Lei do Orçamento (PLOA) para que a verba atinja os R$ 1,2 bilhão repassados nos últimos anos. “A capacidade de investimento em pesquisa e em bolsas está muito aquém do que já foi um dia e do que é necessário”, analisa a historiadora Flávia Calé, presidente da Associação Nacional de Pós-Graduandos (ANPG). “Neste ano, temos um risco real de ter um apagão na ciência, pois o que se propõe para o orçamento de 2021 é desolador.”

Entre outras causas, os cortes são reflexo do contingenciamento do Fundo Nacional desesenvolvimento Científico e Tecnológico (FNDCT). Criado em 1969, ele tem financiado a inovação brasileira por décadas, contribuindo com bolsas para a formação de pesquisadores em todo o país e no exterior, além da construção de grandes projetos, como o acelerador de partículas Sirius e o supercomputador Santos Dumont.

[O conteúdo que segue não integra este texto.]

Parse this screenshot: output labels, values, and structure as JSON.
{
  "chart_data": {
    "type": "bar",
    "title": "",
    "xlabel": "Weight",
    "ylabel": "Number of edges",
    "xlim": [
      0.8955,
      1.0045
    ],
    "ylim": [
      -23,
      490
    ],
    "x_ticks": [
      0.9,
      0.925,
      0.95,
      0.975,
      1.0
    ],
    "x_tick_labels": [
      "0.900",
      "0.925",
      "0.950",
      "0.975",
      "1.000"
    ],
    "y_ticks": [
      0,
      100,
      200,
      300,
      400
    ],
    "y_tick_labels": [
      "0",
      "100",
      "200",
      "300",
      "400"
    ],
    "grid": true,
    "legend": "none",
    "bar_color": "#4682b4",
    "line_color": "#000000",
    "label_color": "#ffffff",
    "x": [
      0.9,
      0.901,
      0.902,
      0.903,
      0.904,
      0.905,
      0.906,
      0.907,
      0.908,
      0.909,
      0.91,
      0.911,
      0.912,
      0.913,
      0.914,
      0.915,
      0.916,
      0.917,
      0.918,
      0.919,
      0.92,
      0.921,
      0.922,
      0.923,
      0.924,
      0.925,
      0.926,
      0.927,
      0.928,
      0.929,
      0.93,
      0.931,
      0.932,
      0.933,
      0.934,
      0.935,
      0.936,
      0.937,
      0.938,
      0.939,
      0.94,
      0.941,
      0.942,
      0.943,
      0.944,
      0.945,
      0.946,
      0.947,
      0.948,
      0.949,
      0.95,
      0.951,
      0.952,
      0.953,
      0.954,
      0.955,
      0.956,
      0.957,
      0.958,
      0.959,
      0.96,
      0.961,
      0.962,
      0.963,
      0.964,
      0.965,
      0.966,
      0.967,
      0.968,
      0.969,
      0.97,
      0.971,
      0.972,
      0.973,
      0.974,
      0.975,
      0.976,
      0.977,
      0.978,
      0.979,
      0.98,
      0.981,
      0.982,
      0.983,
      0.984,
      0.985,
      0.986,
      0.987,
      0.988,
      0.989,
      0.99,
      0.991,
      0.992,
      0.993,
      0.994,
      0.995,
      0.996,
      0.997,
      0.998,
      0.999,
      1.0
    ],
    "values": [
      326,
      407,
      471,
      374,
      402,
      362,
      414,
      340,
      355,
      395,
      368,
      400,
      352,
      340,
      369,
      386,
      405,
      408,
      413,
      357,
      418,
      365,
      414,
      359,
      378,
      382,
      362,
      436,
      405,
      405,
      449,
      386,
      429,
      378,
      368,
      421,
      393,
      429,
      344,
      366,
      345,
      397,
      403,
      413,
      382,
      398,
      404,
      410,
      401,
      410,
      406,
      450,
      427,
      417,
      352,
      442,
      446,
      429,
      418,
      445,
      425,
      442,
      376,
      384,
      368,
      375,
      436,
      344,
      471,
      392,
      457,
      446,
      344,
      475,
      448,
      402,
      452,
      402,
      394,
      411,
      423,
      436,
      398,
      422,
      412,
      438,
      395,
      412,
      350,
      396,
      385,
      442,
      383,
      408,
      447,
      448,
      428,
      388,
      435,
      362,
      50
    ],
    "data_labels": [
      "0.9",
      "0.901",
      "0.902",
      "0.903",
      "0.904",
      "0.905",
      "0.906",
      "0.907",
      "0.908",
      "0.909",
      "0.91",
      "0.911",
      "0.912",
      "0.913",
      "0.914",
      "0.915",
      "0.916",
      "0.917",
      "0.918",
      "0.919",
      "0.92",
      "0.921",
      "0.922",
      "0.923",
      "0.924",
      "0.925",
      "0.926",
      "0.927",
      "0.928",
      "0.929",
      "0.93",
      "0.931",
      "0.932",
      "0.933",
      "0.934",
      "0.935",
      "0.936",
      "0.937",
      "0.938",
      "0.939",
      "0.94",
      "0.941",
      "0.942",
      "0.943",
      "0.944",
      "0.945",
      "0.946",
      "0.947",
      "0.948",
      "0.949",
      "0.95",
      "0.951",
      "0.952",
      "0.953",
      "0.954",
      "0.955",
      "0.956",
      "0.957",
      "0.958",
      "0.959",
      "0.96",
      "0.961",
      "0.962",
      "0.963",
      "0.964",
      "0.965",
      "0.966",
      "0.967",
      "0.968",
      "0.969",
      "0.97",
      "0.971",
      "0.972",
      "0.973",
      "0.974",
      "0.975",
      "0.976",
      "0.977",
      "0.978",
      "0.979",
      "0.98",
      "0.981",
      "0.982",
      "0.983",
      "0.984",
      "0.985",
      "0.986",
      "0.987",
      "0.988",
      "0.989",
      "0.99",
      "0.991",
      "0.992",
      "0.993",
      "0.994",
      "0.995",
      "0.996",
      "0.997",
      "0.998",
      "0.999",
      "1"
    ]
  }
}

No entanto, desde a adoção da reserva de contingência, em 2017, a maior parte da verba do FNDCT não pode ser destinada para o financiamento das ciências e tecnologias nacionais. Em 2020, R$ 4,2 bilhões ficaram congelados, e a previsão para 2021 é de que a soma chegue a R$ 4,8 bilhões.

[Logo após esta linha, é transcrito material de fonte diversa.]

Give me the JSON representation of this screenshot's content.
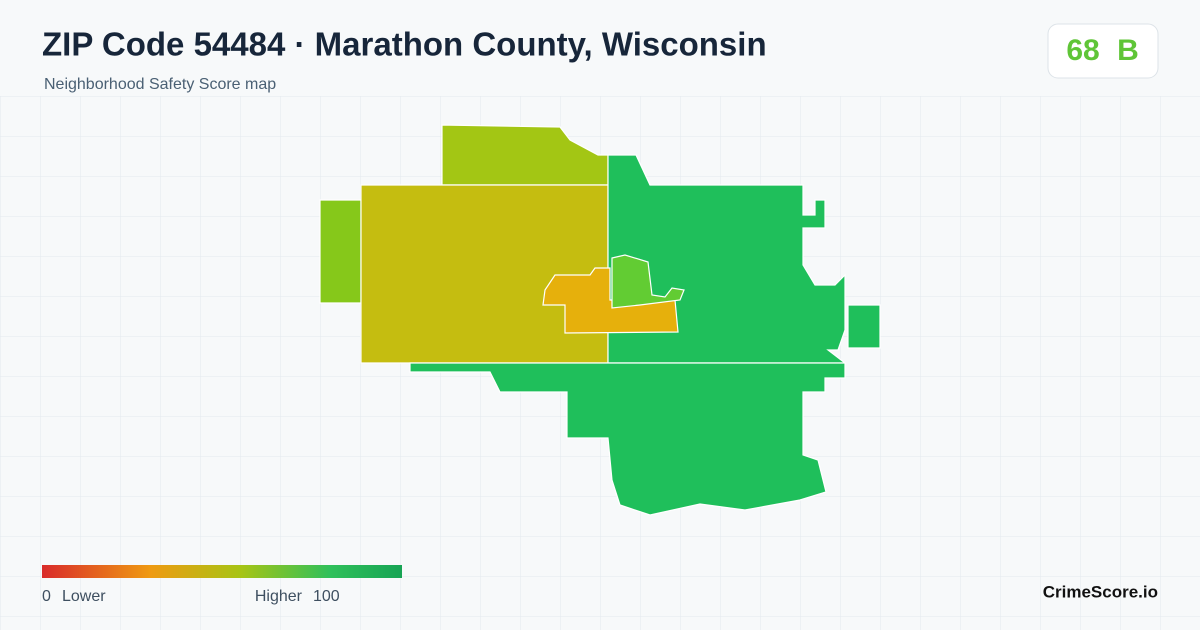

Em 2019, a comunidade científica conseguiu convencer deputados de todos os partidos para que fosse aprovado o Projeto de Lei Complementar nº 135/2020, que veta a limitação de recursos financeiros destinados a ciência e tecnologia (C & T). Na Câmara, foram 358 votos a favor do PL contra 18. No Senado, a proposta foi aprovada por 71 votos, com apenas um contra. Em 13 de janeiro de 2021, no entanto, o presidente Jair Bolsonaro aprovou o projeto com vetos, impedindo que a verba do fundo seja descongelada e usada para sustentar a ciência do país. “No mundo inteiro, os governos apostam na inovação, enquanto aqui só se fala em cortar verbas”, desabafa Moreira. “O papel do Estado é fundamental, mas o que nós vemos é que o Estado está abrindo mão de apoiar a pesquisa científica e tecnológica brasileira, deixando de apoiar também a infraestrutura das universidades e institutos de pesquisa e a formação de pessoal qualificado.”

Em resposta, a SBPC criou a campanha #CiênciaSalva, a fim de ressaltar a importância da área para o avanço do país, e encabeçou um abaixo-assinado contra os vetos impostos pela presidência. A petição foi endossada por mais de 130 mil pessoas.